A biscochito was never a novelty. It's a Christmas cookie, a wedding cookie, a quinceañera cookie and a funeral cookie: the small, tender, anise-warm thing that appears whenever a New Mexico family gathers, passed on a plate, gone in two bites, stacked in tins that never make it to New Year's.
Anise, and the Spanish thread
The flavor that makes a biscochito a biscochito, and not just a sugar cookie, is anise. Warm, faintly licorice, sweetly aromatic: it's the note that tells you where you are the moment the cookie hits your tongue. Traditionally, ground or crushed anise seed perfumes the dough in small aromatic bursts. Anise extract gives a smoother, more even version for cooks who prefer the shortcut. Both are honest routes; the seed is the older one.
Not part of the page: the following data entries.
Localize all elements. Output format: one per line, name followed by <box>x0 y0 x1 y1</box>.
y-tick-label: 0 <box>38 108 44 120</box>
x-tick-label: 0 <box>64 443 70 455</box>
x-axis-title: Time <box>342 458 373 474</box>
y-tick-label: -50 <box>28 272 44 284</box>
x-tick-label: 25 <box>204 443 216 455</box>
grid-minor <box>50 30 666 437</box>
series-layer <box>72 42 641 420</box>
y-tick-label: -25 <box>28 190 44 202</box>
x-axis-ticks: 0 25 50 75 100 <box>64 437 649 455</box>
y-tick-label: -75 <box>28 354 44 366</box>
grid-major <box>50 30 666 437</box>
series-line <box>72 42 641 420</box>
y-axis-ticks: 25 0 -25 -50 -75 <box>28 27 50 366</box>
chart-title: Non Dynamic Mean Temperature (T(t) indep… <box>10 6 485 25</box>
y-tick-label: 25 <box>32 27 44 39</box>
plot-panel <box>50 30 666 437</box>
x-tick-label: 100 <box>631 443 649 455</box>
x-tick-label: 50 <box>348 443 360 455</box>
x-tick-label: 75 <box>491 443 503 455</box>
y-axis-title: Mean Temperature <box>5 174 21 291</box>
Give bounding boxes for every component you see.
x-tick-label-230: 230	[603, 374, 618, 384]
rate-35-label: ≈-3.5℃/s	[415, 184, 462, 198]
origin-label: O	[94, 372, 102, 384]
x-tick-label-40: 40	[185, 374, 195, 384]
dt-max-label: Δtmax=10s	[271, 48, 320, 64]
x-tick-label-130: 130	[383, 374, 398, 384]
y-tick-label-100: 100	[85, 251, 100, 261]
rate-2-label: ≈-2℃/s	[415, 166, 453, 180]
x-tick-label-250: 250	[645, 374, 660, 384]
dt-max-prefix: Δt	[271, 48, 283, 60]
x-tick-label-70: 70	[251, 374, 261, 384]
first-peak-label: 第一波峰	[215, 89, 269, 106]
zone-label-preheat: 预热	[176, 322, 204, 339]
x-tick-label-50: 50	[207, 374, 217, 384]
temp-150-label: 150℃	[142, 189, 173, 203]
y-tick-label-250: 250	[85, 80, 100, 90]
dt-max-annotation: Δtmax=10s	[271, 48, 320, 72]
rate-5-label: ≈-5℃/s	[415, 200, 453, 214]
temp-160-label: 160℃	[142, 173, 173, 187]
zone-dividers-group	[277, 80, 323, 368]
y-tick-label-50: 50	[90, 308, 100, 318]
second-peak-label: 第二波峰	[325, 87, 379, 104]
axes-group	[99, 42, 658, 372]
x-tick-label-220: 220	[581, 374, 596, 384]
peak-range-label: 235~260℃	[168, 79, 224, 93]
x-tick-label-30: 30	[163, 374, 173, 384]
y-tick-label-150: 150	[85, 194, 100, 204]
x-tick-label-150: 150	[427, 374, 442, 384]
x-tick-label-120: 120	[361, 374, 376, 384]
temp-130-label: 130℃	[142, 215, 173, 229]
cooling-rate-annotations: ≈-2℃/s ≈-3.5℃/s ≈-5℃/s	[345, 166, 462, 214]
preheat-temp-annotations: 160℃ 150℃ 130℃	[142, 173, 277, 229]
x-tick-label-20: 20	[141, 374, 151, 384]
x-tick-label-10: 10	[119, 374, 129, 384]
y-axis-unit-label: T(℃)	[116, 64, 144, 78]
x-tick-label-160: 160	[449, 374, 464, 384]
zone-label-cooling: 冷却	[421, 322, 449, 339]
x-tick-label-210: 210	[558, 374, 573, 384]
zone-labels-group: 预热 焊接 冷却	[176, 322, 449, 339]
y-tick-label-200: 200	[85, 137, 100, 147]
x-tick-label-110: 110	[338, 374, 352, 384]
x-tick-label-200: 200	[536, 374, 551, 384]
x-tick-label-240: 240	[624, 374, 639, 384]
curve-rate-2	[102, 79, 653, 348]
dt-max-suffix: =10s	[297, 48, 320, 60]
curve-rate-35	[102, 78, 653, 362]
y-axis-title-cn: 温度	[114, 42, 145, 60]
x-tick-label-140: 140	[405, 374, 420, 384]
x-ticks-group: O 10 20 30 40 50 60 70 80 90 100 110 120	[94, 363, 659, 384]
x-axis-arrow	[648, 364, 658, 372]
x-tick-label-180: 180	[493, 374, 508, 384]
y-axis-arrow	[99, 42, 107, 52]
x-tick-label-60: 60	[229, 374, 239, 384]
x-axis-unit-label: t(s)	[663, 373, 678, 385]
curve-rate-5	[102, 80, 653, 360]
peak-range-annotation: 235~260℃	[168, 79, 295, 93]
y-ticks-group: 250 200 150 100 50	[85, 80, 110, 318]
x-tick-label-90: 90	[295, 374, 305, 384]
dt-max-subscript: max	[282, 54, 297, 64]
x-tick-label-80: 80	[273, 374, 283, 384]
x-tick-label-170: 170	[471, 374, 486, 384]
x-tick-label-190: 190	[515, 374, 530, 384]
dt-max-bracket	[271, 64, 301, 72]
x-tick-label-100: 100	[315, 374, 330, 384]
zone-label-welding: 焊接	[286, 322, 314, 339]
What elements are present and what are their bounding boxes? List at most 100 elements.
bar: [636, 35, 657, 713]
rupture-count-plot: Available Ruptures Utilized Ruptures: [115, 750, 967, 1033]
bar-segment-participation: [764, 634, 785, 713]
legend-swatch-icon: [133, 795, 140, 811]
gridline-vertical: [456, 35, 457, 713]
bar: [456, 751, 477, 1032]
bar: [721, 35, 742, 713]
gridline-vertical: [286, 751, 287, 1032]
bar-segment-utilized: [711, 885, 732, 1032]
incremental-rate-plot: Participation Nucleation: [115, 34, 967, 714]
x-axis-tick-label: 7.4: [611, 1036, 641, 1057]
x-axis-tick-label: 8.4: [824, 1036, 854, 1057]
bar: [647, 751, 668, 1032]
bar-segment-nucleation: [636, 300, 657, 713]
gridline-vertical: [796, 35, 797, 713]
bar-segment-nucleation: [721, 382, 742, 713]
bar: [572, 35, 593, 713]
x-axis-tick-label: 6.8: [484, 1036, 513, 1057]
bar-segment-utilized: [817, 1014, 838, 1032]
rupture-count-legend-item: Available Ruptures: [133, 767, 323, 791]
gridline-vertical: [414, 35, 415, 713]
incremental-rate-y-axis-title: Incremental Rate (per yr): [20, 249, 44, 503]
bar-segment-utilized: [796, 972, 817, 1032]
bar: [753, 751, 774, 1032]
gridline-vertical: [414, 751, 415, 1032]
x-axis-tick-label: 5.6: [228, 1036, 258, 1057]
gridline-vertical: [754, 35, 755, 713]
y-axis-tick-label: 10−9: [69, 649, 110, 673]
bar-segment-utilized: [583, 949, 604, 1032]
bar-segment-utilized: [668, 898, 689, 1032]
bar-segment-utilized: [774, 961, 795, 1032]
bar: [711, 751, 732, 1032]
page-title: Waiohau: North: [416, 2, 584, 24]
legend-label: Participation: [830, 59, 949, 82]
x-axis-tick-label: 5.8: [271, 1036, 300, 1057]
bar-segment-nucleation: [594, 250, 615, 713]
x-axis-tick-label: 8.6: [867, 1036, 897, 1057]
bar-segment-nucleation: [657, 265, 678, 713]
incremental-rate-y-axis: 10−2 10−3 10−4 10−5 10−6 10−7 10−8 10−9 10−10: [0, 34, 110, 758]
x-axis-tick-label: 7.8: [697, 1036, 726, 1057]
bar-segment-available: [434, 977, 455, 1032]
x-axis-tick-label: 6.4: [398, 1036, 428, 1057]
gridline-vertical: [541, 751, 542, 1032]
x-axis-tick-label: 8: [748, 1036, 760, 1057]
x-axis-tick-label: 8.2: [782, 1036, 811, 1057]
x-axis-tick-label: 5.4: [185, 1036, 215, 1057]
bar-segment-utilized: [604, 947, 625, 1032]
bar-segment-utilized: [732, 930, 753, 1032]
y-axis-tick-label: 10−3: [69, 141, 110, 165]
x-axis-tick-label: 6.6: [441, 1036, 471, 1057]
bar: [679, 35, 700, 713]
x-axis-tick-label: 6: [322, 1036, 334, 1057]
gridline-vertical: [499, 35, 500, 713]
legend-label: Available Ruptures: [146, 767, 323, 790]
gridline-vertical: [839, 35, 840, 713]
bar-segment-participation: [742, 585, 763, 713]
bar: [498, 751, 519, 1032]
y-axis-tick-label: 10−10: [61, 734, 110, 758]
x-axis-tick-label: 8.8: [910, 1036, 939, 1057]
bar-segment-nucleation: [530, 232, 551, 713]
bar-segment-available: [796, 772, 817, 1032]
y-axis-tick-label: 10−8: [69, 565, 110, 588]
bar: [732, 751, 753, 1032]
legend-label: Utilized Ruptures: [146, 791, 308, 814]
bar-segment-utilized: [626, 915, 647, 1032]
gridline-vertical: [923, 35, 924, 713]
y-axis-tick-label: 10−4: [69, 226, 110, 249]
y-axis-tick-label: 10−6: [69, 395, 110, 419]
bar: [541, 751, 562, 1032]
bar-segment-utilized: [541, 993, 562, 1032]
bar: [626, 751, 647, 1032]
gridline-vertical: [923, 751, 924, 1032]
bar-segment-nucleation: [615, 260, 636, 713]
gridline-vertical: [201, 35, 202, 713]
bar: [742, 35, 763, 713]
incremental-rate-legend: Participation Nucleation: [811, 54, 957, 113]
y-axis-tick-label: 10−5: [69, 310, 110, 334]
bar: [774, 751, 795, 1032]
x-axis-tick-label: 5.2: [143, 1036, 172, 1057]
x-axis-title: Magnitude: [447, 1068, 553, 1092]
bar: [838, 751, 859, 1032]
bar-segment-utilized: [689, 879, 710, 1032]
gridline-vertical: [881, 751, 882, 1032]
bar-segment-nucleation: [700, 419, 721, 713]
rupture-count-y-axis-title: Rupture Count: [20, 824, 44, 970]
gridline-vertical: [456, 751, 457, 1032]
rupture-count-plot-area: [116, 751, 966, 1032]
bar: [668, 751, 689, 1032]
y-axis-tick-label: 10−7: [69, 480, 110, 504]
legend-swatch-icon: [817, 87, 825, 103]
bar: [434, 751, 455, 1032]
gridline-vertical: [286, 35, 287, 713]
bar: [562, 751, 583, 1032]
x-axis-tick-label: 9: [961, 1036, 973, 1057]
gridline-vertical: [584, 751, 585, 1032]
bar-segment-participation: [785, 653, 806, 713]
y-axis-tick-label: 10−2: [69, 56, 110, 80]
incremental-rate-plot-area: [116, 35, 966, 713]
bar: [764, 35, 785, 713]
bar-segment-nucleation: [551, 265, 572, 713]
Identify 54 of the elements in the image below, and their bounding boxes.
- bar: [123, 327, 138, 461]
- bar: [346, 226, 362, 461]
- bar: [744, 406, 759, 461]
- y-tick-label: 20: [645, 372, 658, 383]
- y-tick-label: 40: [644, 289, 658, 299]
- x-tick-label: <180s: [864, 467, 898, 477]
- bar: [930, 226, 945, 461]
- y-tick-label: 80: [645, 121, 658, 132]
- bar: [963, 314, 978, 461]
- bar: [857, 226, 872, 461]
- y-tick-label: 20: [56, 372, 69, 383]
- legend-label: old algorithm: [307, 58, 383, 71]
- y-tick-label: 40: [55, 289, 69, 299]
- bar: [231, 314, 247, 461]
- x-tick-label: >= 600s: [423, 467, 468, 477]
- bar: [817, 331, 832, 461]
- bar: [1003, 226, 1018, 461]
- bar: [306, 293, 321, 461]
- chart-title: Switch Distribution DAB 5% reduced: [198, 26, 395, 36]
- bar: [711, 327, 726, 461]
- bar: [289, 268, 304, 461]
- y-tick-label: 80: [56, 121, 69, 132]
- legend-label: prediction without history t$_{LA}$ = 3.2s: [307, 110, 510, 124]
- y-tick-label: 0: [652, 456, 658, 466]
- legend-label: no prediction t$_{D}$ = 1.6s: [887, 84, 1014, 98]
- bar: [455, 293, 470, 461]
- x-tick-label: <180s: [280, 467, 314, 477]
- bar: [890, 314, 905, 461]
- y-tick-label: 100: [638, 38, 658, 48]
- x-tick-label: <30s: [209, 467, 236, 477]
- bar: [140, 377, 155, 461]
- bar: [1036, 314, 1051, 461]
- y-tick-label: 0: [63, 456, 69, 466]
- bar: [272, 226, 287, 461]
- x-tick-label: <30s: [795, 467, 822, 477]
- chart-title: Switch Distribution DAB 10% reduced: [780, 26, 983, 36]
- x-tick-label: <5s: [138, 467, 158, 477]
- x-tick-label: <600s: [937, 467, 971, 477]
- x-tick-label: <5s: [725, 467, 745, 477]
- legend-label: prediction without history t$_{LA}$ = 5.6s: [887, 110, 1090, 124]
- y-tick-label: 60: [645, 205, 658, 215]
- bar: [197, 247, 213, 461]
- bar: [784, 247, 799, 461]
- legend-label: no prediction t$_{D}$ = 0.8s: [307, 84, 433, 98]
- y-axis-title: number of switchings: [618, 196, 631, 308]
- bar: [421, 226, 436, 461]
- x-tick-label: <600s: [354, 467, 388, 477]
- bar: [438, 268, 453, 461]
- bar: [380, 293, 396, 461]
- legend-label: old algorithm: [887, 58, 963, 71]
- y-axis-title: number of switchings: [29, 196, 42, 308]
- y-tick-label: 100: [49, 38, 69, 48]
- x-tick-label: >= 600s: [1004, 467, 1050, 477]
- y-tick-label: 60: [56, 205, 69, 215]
That anise is a thread back to the cookie's roots. Biscochitos trace to the Spanish colonial history of New Mexico, to Hispano communities whose foodways run centuries deep in the region, carrying Iberian baking traditions that were reshaped, generation by generation, into something wholly Nuevomexicano. The classic dough leans on lard (manteca) for its crumbly-tender texture, sometimes takes a splash of brandy or wine, gets cut into rounds or the traditional fleur-de-lis, and comes out of the oven pale, headed straight for the cinnamon sugar.
The two-flavor cookie
What makes it work is a simple pairing: anise in the cookie, cinnamon on the outside. The anise runs warm and aromatic through the tender crumb; the cinnamon-sugar coat, pressed on while the cookies are still hot so it clings, gives the sweet, spiced finish. Two flavors, two shelves. The anise comes from the extract line, the cinnamon from the spice cabinet, and this little cookie is the first dish in the section to need both.
New Mexico made it official in 1989. The kitchens had ratified it centuries earlier, a batch at a time, and never needed the law to keep baking.